AWS simplifies your event response by providing tools supporting all aspects of your workload and operations programmatically. These tools allow you to script responses to operations events and trigger their execution in response to monitored data. In AWS, you can improve recovery time by replacing failed components with known good versions, rather than trying to repair them. There are multiple ways to automate the execution of runbook and playbook actions on AWS.

To respond to an event from a state change in your AWS resources, or your own custom events, you should create CloudWatch rules to trigger responses through Amazon CloudWatch targets (for example, Lambda functions, Amazon Simple Notification Service (Amazon SNS) topics, Amazon Elastic Container Service (Amazon ECS) tasks, Step Functions, or AWS Systems Manager Automation). AWS also supports third-party systems through the AWS service APIs and SDKs. There are a number of tools provided by partners and third parties that allow for monitoring, notifications, and responses. Some of these tools include New Relic, Splunk, Loggly, SumoLogic, and Datadog.
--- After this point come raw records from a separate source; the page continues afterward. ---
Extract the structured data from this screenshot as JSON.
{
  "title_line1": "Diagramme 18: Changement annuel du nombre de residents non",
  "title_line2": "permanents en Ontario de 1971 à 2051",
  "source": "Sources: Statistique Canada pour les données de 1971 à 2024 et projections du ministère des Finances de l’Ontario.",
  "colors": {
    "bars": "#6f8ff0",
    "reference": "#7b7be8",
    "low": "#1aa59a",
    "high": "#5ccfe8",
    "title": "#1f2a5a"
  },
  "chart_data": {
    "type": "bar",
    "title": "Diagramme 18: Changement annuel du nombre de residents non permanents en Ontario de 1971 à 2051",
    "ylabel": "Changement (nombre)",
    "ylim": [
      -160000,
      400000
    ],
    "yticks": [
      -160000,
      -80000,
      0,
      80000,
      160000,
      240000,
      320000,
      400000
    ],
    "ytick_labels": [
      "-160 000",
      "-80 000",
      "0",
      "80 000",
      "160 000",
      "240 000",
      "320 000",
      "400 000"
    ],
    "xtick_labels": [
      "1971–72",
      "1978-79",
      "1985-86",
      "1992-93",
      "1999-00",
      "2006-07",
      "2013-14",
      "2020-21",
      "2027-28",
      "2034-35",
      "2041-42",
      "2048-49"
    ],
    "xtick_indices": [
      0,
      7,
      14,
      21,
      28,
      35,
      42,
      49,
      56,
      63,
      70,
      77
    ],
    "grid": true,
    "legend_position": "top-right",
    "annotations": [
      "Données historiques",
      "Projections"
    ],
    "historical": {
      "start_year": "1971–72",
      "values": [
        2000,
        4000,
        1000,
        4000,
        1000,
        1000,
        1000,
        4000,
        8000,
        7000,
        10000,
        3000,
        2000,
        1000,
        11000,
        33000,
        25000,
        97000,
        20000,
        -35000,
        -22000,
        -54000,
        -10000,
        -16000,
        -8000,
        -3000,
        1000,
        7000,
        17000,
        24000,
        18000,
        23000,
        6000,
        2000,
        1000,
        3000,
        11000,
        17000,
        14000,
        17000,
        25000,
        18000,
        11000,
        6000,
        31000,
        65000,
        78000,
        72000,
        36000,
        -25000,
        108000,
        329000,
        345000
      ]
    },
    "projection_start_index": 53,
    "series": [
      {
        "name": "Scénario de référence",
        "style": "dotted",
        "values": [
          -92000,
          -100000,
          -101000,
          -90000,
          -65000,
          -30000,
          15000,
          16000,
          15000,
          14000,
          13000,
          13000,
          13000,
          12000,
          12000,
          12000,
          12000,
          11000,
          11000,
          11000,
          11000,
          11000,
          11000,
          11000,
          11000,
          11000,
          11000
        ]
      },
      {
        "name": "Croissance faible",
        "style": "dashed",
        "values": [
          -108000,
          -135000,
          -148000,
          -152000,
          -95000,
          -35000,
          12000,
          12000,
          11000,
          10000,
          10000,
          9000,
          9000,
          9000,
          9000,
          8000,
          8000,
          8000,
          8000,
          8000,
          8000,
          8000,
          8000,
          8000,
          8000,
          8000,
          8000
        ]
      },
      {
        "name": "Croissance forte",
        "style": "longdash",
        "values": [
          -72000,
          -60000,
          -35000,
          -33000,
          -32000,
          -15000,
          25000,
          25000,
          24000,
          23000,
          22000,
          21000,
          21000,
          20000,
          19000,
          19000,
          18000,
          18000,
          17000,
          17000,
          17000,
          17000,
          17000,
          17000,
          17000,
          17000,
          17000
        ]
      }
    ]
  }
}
ANALYTICS_OPS 05: How are you evolving your data and analytics workload while minimizing the impact of change?

As new technologies are introduced, it is common for organizations to upgrade their data and analytics stack to newer versions or replace a service for ingestion, processing, or visualization with a managed or serverless alternative. Decoupling storage from the compute layer for data assets, using an external metadata store, and using versioned configuration artifacts in Amazon S3 buckets enable you to upgrade and re-launch clusters and resume processing.

If you need more fine-grained control over configuration within analytics shared across multiple applications functions, consider the AWS Systems Manager Parameter Store feature over environment variables. Use AWS Secrets Manager to store database credentials and other “secrets” so you can easily rotate, manage, and retrieve the secrets and credentials from your analytics application code.